Key pattern is the generic term for an interlocking geometric motif made from straight lines or bars that intersect to form rectilinear spiral shapes. According to Allen and Anderson, the negative space between the lines or bars of a key pattern “resemb[es] the L- or T-shaped slots in an ordinary key to allow it to pass the wards of the lock.” 

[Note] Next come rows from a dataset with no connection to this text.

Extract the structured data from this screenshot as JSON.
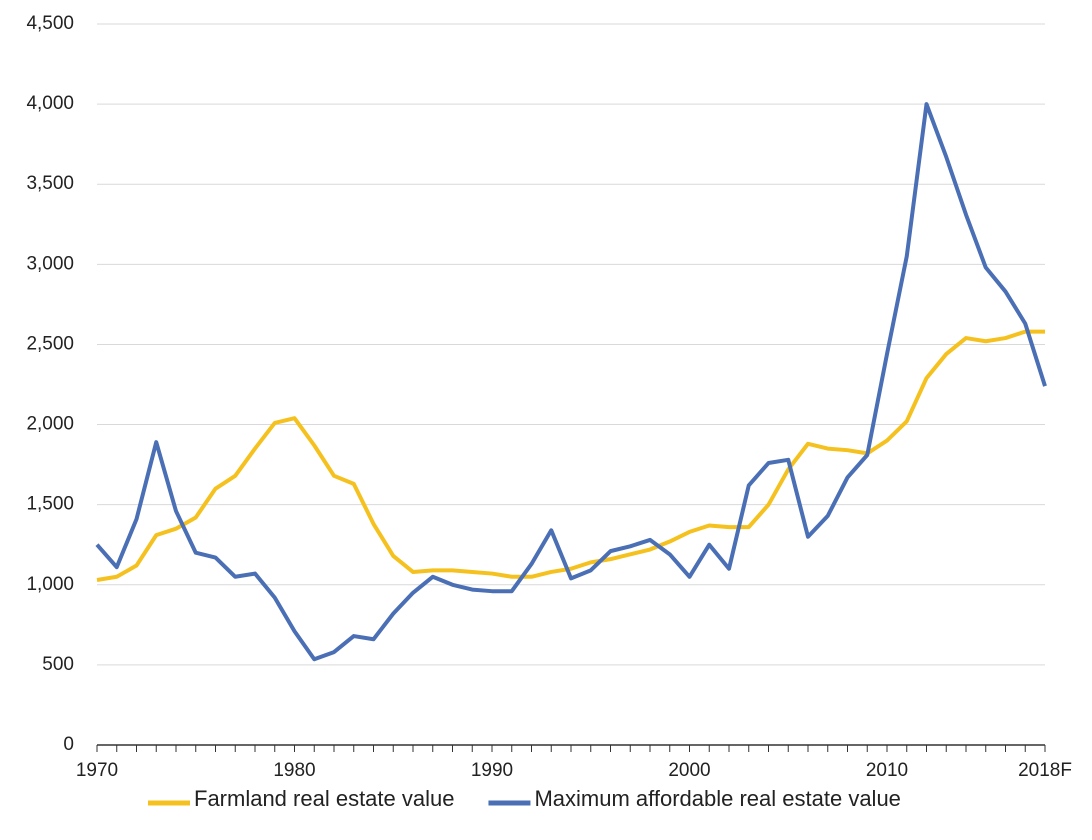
{
  "chart_data": {
    "type": "line",
    "categories": [
      "1970",
      null,
      null,
      null,
      null,
      null,
      null,
      null,
      null,
      null,
      "1980",
      null,
      null,
      null,
      null,
      null,
      null,
      null,
      null,
      null,
      "1990",
      null,
      null,
      null,
      null,
      null,
      null,
      null,
      null,
      null,
      "2000",
      null,
      null,
      null,
      null,
      null,
      null,
      null,
      null,
      null,
      "2010",
      null,
      null,
      null,
      null,
      null,
      null,
      null,
      "2018F"
    ],
    "series": [
      {
        "name": "Farmland real estate value",
        "color": "#f5c11f",
        "values": [
          1030,
          1050,
          1120,
          1310,
          1350,
          1420,
          1600,
          1680,
          1850,
          2010,
          2040,
          1870,
          1680,
          1630,
          1380,
          1180,
          1080,
          1090,
          1090,
          1080,
          1070,
          1050,
          1050,
          1080,
          1100,
          1140,
          1160,
          1190,
          1220,
          1270,
          1330,
          1370,
          1360,
          1360,
          1500,
          1720,
          1880,
          1850,
          1840,
          1820,
          1900,
          2020,
          2290,
          2440,
          2540,
          2520,
          2540,
          2580,
          2580
        ]
      },
      {
        "name": "Maximum affordable real estate value",
        "color": "#4a6fb5",
        "values": [
          1250,
          1110,
          1410,
          1890,
          1460,
          1200,
          1170,
          1050,
          1070,
          920,
          710,
          535,
          580,
          680,
          660,
          820,
          950,
          1050,
          1000,
          970,
          960,
          960,
          1130,
          1340,
          1040,
          1090,
          1210,
          1240,
          1280,
          1190,
          1050,
          1250,
          1100,
          1620,
          1760,
          1780,
          1300,
          1430,
          1670,
          1810,
          2440,
          3050,
          4000,
          3670,
          3310,
          2980,
          2830,
          2630,
          2240
        ]
      }
    ],
    "ylim": [
      0,
      4500
    ],
    "yticks": [
      0,
      500,
      {
        "value": 1000,
        "label": "1,000"
      },
      {
        "value": 1500,
        "label": "1,500"
      },
      {
        "value": 2000,
        "label": "2,000"
      },
      {
        "value": 2500,
        "label": "2,500"
      },
      {
        "value": 3000,
        "label": "3,000"
      },
      {
        "value": 3500,
        "label": "3,500"
      },
      {
        "value": 4000,
        "label": "4,000"
      },
      {
        "value": 4500,
        "label": "4,500"
      }
    ],
    "grid": true
  }
}
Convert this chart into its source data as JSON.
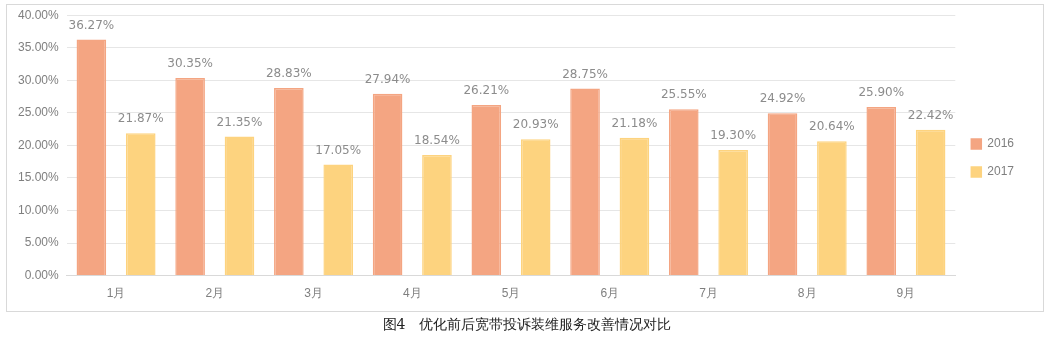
{
  "chart_data": {
    "type": "bar",
    "title": "图4　优化前后宽带投诉装维服务改善情况对比",
    "categories": [
      "1月",
      "2月",
      "3月",
      "4月",
      "5月",
      "6月",
      "7月",
      "8月",
      "9月"
    ],
    "series": [
      {
        "name": "2016",
        "color": "#f4a582",
        "values": [
          36.27,
          30.35,
          28.83,
          27.94,
          26.21,
          28.75,
          25.55,
          24.92,
          25.9
        ],
        "value_labels": [
          "36.27%",
          "30.35%",
          "28.83%",
          "27.94%",
          "26.21%",
          "28.75%",
          "25.55%",
          "24.92%",
          "25.90%"
        ]
      },
      {
        "name": "2017",
        "color": "#fdd37f",
        "values": [
          21.87,
          21.35,
          17.05,
          18.54,
          20.93,
          21.18,
          19.3,
          20.64,
          22.42
        ],
        "value_labels": [
          "21.87%",
          "21.35%",
          "17.05%",
          "18.54%",
          "20.93%",
          "21.18%",
          "19.30%",
          "20.64%",
          "22.42%"
        ]
      }
    ],
    "ylim": [
      0,
      40
    ],
    "yticks": [
      {
        "value": 0,
        "label": "0.00%"
      },
      {
        "value": 5,
        "label": "5.00%"
      },
      {
        "value": 10,
        "label": "10.00%"
      },
      {
        "value": 15,
        "label": "15.00%"
      },
      {
        "value": 20,
        "label": "20.00%"
      },
      {
        "value": 25,
        "label": "25.00%"
      },
      {
        "value": 30,
        "label": "30.00%"
      },
      {
        "value": 35,
        "label": "35.00%"
      },
      {
        "value": 40,
        "label": "40.00%"
      }
    ],
    "grid": "y",
    "legend": "right"
  }
}
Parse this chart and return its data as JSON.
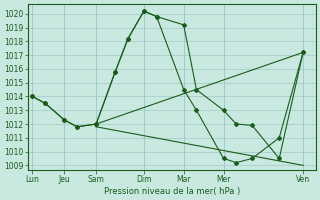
{
  "title": "Pression niveau de la mer( hPa )",
  "bg_color": "#c8e8e0",
  "grid_color": "#a0c8c8",
  "line_color": "#1a5c1a",
  "ylim": [
    1008.7,
    1020.7
  ],
  "yticks": [
    1009,
    1010,
    1011,
    1012,
    1013,
    1014,
    1015,
    1016,
    1017,
    1018,
    1019,
    1020
  ],
  "day_labels": [
    "Lun",
    "Jeu",
    "Sam",
    "Dim",
    "Mar",
    "Mer",
    "Ven"
  ],
  "day_x": [
    0,
    2,
    4,
    7,
    9.5,
    12,
    17
  ],
  "xlim": [
    -0.3,
    17.8
  ],
  "curve1_x": [
    0,
    0.8,
    2,
    2.8,
    4,
    5.2,
    6,
    7,
    7.8,
    9.5,
    10.3,
    12,
    12.8,
    13.8,
    15.5,
    17
  ],
  "curve1_y": [
    1014,
    1013.5,
    1012.3,
    1011.8,
    1012,
    1015.8,
    1018.2,
    1020.2,
    1019.8,
    1019.2,
    1014.5,
    1013,
    1012,
    1011.9,
    1009.5,
    1017.2
  ],
  "curve2_x": [
    0,
    0.8,
    2,
    2.8,
    4,
    5.2,
    6,
    7,
    7.8,
    9.5,
    10.3,
    12,
    12.8,
    13.8,
    15.5,
    17
  ],
  "curve2_y": [
    1014,
    1013.5,
    1012.3,
    1011.8,
    1012,
    1015.8,
    1018.2,
    1020.2,
    1019.8,
    1014.5,
    1013,
    1009.5,
    1009.2,
    1009.5,
    1011,
    1017.2
  ],
  "line3_x": [
    4,
    17
  ],
  "line3_y": [
    1012.0,
    1017.2
  ],
  "line4_x": [
    4,
    17
  ],
  "line4_y": [
    1011.8,
    1009.0
  ]
}
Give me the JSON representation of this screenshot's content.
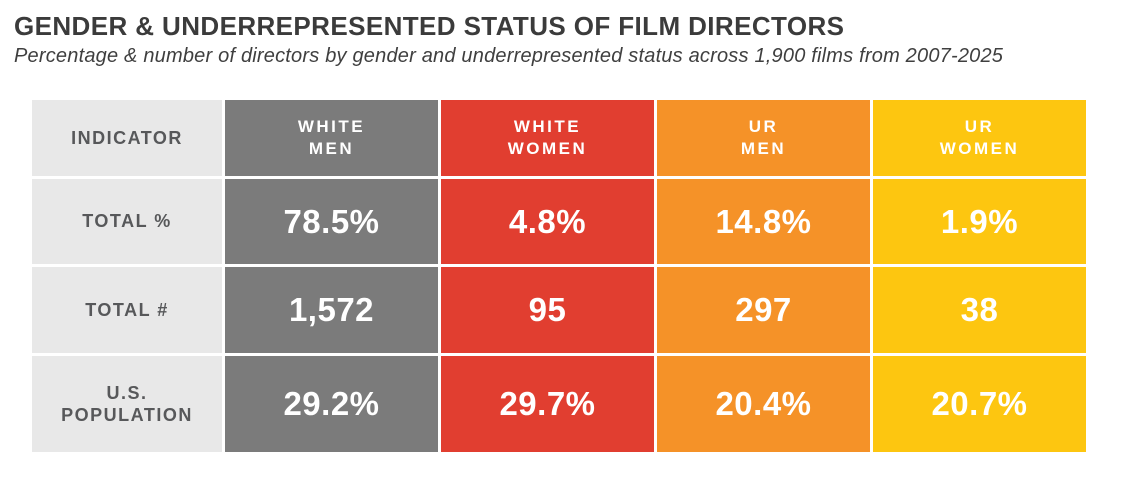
{
  "header": {
    "title": "GENDER & UNDERREPRESENTED STATUS OF FILM DIRECTORS",
    "subtitle": "Percentage & number of directors by gender and underrepresented status across 1,900 films from 2007-2025"
  },
  "colors": {
    "white_men_color": "#7B7B7B",
    "white_women_color": "#E13E30",
    "ur_men_color": "#F59228",
    "ur_women_color": "#FDC610",
    "indicator_bg": "#E8E8E8",
    "indicator_text": "#57585A",
    "cell_text": "#FFFFFF",
    "title_text": "#3B3B3B"
  },
  "table": {
    "indicator_header": "INDICATOR",
    "columns": [
      {
        "line1": "WHITE",
        "line2": "MEN"
      },
      {
        "line1": "WHITE",
        "line2": "WOMEN"
      },
      {
        "line1": "UR",
        "line2": "MEN"
      },
      {
        "line1": "UR",
        "line2": "WOMEN"
      }
    ],
    "rows": [
      {
        "label": "TOTAL %",
        "values": [
          "78.5%",
          "4.8%",
          "14.8%",
          "1.9%"
        ]
      },
      {
        "label": "TOTAL #",
        "values": [
          "1,572",
          "95",
          "297",
          "38"
        ]
      },
      {
        "label": "U.S. POPULATION",
        "values": [
          "29.2%",
          "29.7%",
          "20.4%",
          "20.7%"
        ]
      }
    ]
  },
  "chart_data": {
    "type": "table",
    "title": "GENDER & UNDERREPRESENTED STATUS OF FILM DIRECTORS",
    "subtitle": "Percentage & number of directors by gender and underrepresented status across 1,900 films from 2007-2025",
    "categories": [
      "White Men",
      "White Women",
      "UR Men",
      "UR Women"
    ],
    "series": [
      {
        "name": "Total %",
        "values": [
          78.5,
          4.8,
          14.8,
          1.9
        ],
        "unit": "%"
      },
      {
        "name": "Total #",
        "values": [
          1572,
          95,
          297,
          38
        ],
        "unit": "count"
      },
      {
        "name": "U.S. Population",
        "values": [
          29.2,
          29.7,
          20.4,
          20.7
        ],
        "unit": "%"
      }
    ],
    "total_films": 1900,
    "year_range": "2007-2025",
    "category_colors": [
      "#7B7B7B",
      "#E13E30",
      "#F59228",
      "#FDC610"
    ]
  }
}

Key patterns have been discovered and used in ornamentation by a number of global cultures in human history, and are thought to largely have been designed independently of each other. The earliest examples of key patterns are seen in textile ornaments from Mezin, Ukraine, dated to approximately 23,000 B.C. Key patterns were also common in textile and ceramic ornamentation during the Neolithic period, with examples found among archeological discoveries in present-day Fiji, Peru, Mexico, Moldova, Romania, Hungary, Yugoslavia, and Greece, as well as in pre-Christian Celtic art. The oldest known pair of pants, wool trousers found in a grave dated to approximately 1038-926 B.C. in present-day western China, have a decorative band of key patterns woven into them. In addition, extant examples of early medieval Insular art, such as stone decorations and illuminated manuscripts, as well as Japanese, Chinese, and Islamic decorative arts from different periods, feature key patterns. 

Celtic mazes, Greek frets, and xicalcoliuhquis are examples of well-known designs that are considered to be key patterns.